I can’t recall much of what he said, except that it was about Aboriginal agriculture, and I disagree with how far he goes on that, but we struck the same chord because we both thought that Aboriginal traditional knowledge and skills had been much underrated by non-Aboriginal people in Australia. We were both arguing that this has to be changed. Here amidst the vast sea of ignorance or just disinterest, [Bruce] was a fellow traveller, and that was a great feeling.

Bruce: There are not many people like Bill around. I was grateful when I first started reading his essays about the population increase of galahs, grain-eating cockatoos, in the wheatlands - that was literally the first time it was mentioned.

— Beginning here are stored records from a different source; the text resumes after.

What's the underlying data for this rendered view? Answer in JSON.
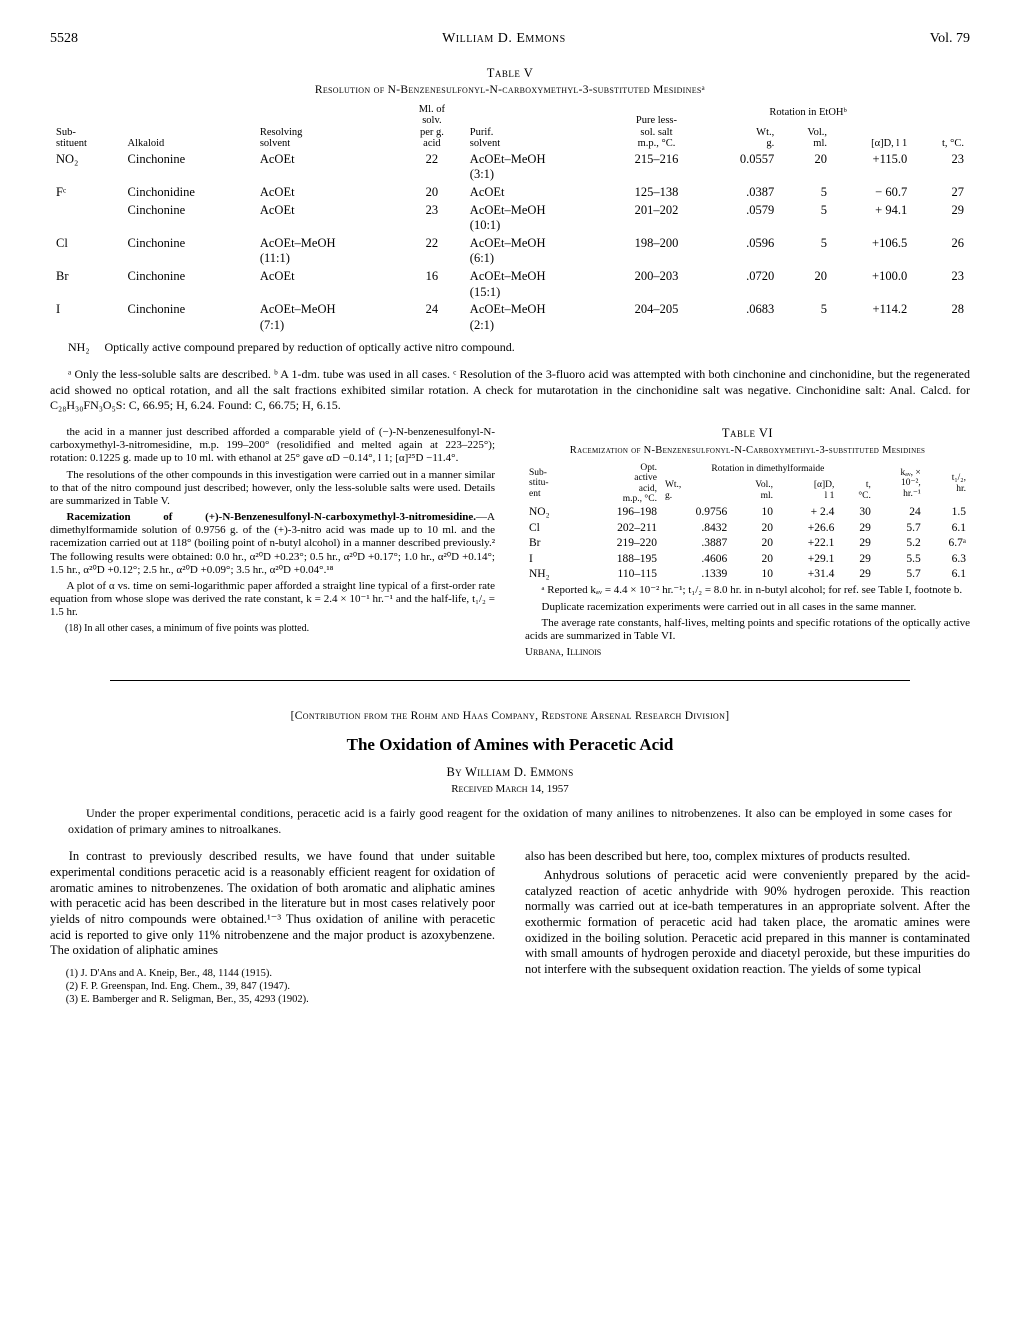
{
  "header": {
    "page_l": "5528",
    "author": "William D. Emmons",
    "page_r": "Vol. 79"
  },
  "table_v": {
    "caption": "Table V",
    "subcaption": "Resolution of N-Benzenesulfonyl-N-carboxymethyl-3-substituted Mesidinesᵃ",
    "col_headers": {
      "sub": "Sub-\nstituent",
      "alk": "Alkaloid",
      "resolv": "Resolving\nsolvent",
      "mlper": "Ml. of\nsolv.\nper g.\nacid",
      "purif": "Purif.\nsolvent",
      "pure": "Pure less-\nsol. salt\nm.p., °C.",
      "rot_span": "Rotation in EtOHᵇ",
      "wt": "Wt.,\ng.",
      "vol": "Vol.,\nml.",
      "alpha": "[α]D, l 1",
      "t": "t, °C."
    },
    "rows": [
      {
        "sub": "NO₂",
        "alk": "Cinchonine",
        "resolv": "AcOEt",
        "ml": "22",
        "purif": "AcOEt–MeOH\n(3:1)",
        "pure": "215–216",
        "wt": "0.0557",
        "vol": "20",
        "alpha": "+115.0",
        "t": "23"
      },
      {
        "sub": "Fᶜ",
        "alk": "Cinchonidine",
        "resolv": "AcOEt",
        "ml": "20",
        "purif": "AcOEt",
        "pure": "125–138",
        "wt": ".0387",
        "vol": "5",
        "alpha": "− 60.7",
        "t": "27"
      },
      {
        "sub": "",
        "alk": "Cinchonine",
        "resolv": "AcOEt",
        "ml": "23",
        "purif": "AcOEt–MeOH\n(10:1)",
        "pure": "201–202",
        "wt": ".0579",
        "vol": "5",
        "alpha": "+ 94.1",
        "t": "29"
      },
      {
        "sub": "Cl",
        "alk": "Cinchonine",
        "resolv": "AcOEt–MeOH\n(11:1)",
        "ml": "22",
        "purif": "AcOEt–MeOH\n(6:1)",
        "pure": "198–200",
        "wt": ".0596",
        "vol": "5",
        "alpha": "+106.5",
        "t": "26"
      },
      {
        "sub": "Br",
        "alk": "Cinchonine",
        "resolv": "AcOEt",
        "ml": "16",
        "purif": "AcOEt–MeOH\n(15:1)",
        "pure": "200–203",
        "wt": ".0720",
        "vol": "20",
        "alpha": "+100.0",
        "t": "23"
      },
      {
        "sub": "I",
        "alk": "Cinchonine",
        "resolv": "AcOEt–MeOH\n(7:1)",
        "ml": "24",
        "purif": "AcOEt–MeOH\n(2:1)",
        "pure": "204–205",
        "wt": ".0683",
        "vol": "5",
        "alpha": "+114.2",
        "t": "28"
      }
    ],
    "nh2_line": "NH₂     Optically active compound prepared by reduction of optically active nitro compound.",
    "footnotes": "ᵃ Only the less-soluble salts are described.  ᵇ A 1-dm. tube was used in all cases.  ᶜ Resolution of the 3-fluoro acid was attempted with both cinchonine and cinchonidine, but the regenerated acid showed no optical rotation, and all the salt fractions exhibited similar rotation.  A check for mutarotation in the cinchonidine salt was negative.  Cinchonidine salt: Anal.  Calcd. for C₂₈H₃₀FN₃O₅S: C, 66.95; H, 6.24.  Found: C, 66.75; H, 6.15."
  },
  "left_col": {
    "p1": "the acid in a manner just described afforded a comparable yield of (−)-N-benzenesulfonyl-N-carboxymethyl-3-nitromesidine, m.p. 199–200° (resolidified and melted again at 223–225°); rotation: 0.1225 g. made up to 10 ml. with ethanol at 25° gave αD −0.14°, l 1; [α]²⁵D −11.4°.",
    "p2": "The resolutions of the other compounds in this investigation were carried out in a manner similar to that of the nitro compound just described; however, only the less-soluble salts were used.  Details are summarized in Table V.",
    "p3_bold": "Racemization of (+)-N-Benzenesulfonyl-N-carboxymethyl-3-nitromesidine.",
    "p3_rest": "—A dimethylformamide solution of 0.9756 g. of the (+)-3-nitro acid was made up to 10 ml. and the racemization carried out at 118° (boiling point of n-butyl alcohol) in a manner described previously.² The following results were obtained: 0.0 hr., α²⁰D +0.23°; 0.5 hr., α²⁰D +0.17°; 1.0 hr., α²⁰D +0.14°; 1.5 hr., α²⁰D +0.12°; 2.5 hr., α²⁰D +0.09°; 3.5 hr., α²⁰D +0.04°.¹⁸",
    "p4": "A plot of α vs. time on semi-logarithmic paper afforded a straight line typical of a first-order rate equation from whose slope was derived the rate constant, k = 2.4 × 10⁻¹ hr.⁻¹ and the half-life, t₁/₂ = 1.5 hr.",
    "fn18": "(18) In all other cases, a minimum of five points was plotted."
  },
  "table_vi": {
    "caption": "Table VI",
    "subcaption": "Racemization of N-Benzenesulfonyl-N-Carboxymethyl-3-substituted Mesidines",
    "headers": {
      "sub": "Sub-\nstitu-\nent",
      "opt": "Opt.\nactive\nacid,\nm.p., °C.",
      "rot_span": "Rotation in dimethylformaide",
      "wt": "Wt.,\ng.",
      "vol": "Vol.,\nml.",
      "alpha": "[α]D,\nl 1",
      "t": "t,\n°C.",
      "kav": "kₐᵥ, ×\n10⁻²,\nhr.⁻¹",
      "thalf": "t₁/₂,\nhr."
    },
    "rows": [
      {
        "sub": "NO₂",
        "opt": "196–198",
        "wt": "0.9756",
        "vol": "10",
        "alpha": "+ 2.4",
        "t": "30",
        "k": "24",
        "th": "1.5"
      },
      {
        "sub": "Cl",
        "opt": "202–211",
        "wt": ".8432",
        "vol": "20",
        "alpha": "+26.6",
        "t": "29",
        "k": "5.7",
        "th": "6.1"
      },
      {
        "sub": "Br",
        "opt": "219–220",
        "wt": ".3887",
        "vol": "20",
        "alpha": "+22.1",
        "t": "29",
        "k": "5.2",
        "th": "6.7ᵃ"
      },
      {
        "sub": "I",
        "opt": "188–195",
        "wt": ".4606",
        "vol": "20",
        "alpha": "+29.1",
        "t": "29",
        "k": "5.5",
        "th": "6.3"
      },
      {
        "sub": "NH₂",
        "opt": "110–115",
        "wt": ".1339",
        "vol": "10",
        "alpha": "+31.4",
        "t": "29",
        "k": "5.7",
        "th": "6.1"
      }
    ],
    "fn": "ᵃ Reported kₐᵥ = 4.4 × 10⁻² hr.⁻¹; t₁/₂ = 8.0 hr. in n-butyl alcohol; for ref. see Table I, footnote b.",
    "p_dup": "Duplicate racemization experiments were carried out in all cases in the same manner.",
    "p_avg": "The average rate constants, half-lives, melting points and specific rotations of the optically active acids are summarized in Table VI.",
    "loc": "Urbana, Illinois"
  },
  "article2": {
    "contribution": "[Contribution from the Rohm and Haas Company, Redstone Arsenal Research Division]",
    "title": "The Oxidation of Amines with Peracetic Acid",
    "author": "By William D. Emmons",
    "date": "Received March 14, 1957",
    "abstract": "Under the proper experimental conditions, peracetic acid is a fairly good reagent for the oxidation of many anilines to nitrobenzenes.  It also can be employed in some cases for oxidation of primary amines to nitroalkanes.",
    "left": {
      "p1": "In contrast to previously described results, we have found that under suitable experimental conditions peracetic acid is a reasonably efficient reagent for oxidation of aromatic amines to nitrobenzenes. The oxidation of both aromatic and aliphatic amines with peracetic acid has been described in the literature but in most cases relatively poor yields of nitro compounds were obtained.¹⁻³  Thus oxidation of aniline with peracetic acid is reported to give only 11% nitrobenzene and the major product is azoxybenzene.  The oxidation of aliphatic amines",
      "r1": "(1) J. D'Ans and A. Kneip, Ber., 48, 1144 (1915).",
      "r2": "(2) F. P. Greenspan, Ind. Eng. Chem., 39, 847 (1947).",
      "r3": "(3) E. Bamberger and R. Seligman, Ber., 35, 4293 (1902)."
    },
    "right": {
      "p1": "also has been described but here, too, complex mixtures of products resulted.",
      "p2": "Anhydrous solutions of peracetic acid were conveniently prepared by the acid-catalyzed reaction of acetic anhydride with 90% hydrogen peroxide. This reaction normally was carried out at ice-bath temperatures in an appropriate solvent.  After the exothermic formation of peracetic acid had taken place, the aromatic amines were oxidized in the boiling solution.  Peracetic acid prepared in this manner is contaminated with small amounts of hydrogen peroxide and diacetyl peroxide, but these impurities do not interfere with the subsequent oxidation reaction.  The yields of some typical"
    }
  }
}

Bill: Australians were not particularly aware that they’d neglected or ignored Aboriginal people, and certainly most Australians aren’t aware of the skill with which Aboriginal people manage the country. So, we could talk to each other and pick up on Aboriginal knowledge, both privately and before an audience.

Bruce: I don’t expect any two people to be identical or to agree all the time. It’s obvious that Bill and I have differences of opinion about all sorts of things, but we’re civil. It’s not about English manners, it’s about human decency and I respect that. I am coming to it from a different angle - I had to learn this stuff the hard way. Writing isn’t an option for me, it’s an obligation.

Bill: We’ve helped each other. We have different messages. We don’t agree on everything, but we obviously strike it off each other. We refer to each other during our talks and my wife Jan calls us “the two Bs - Bill and Bruce”. Kind of a performance act.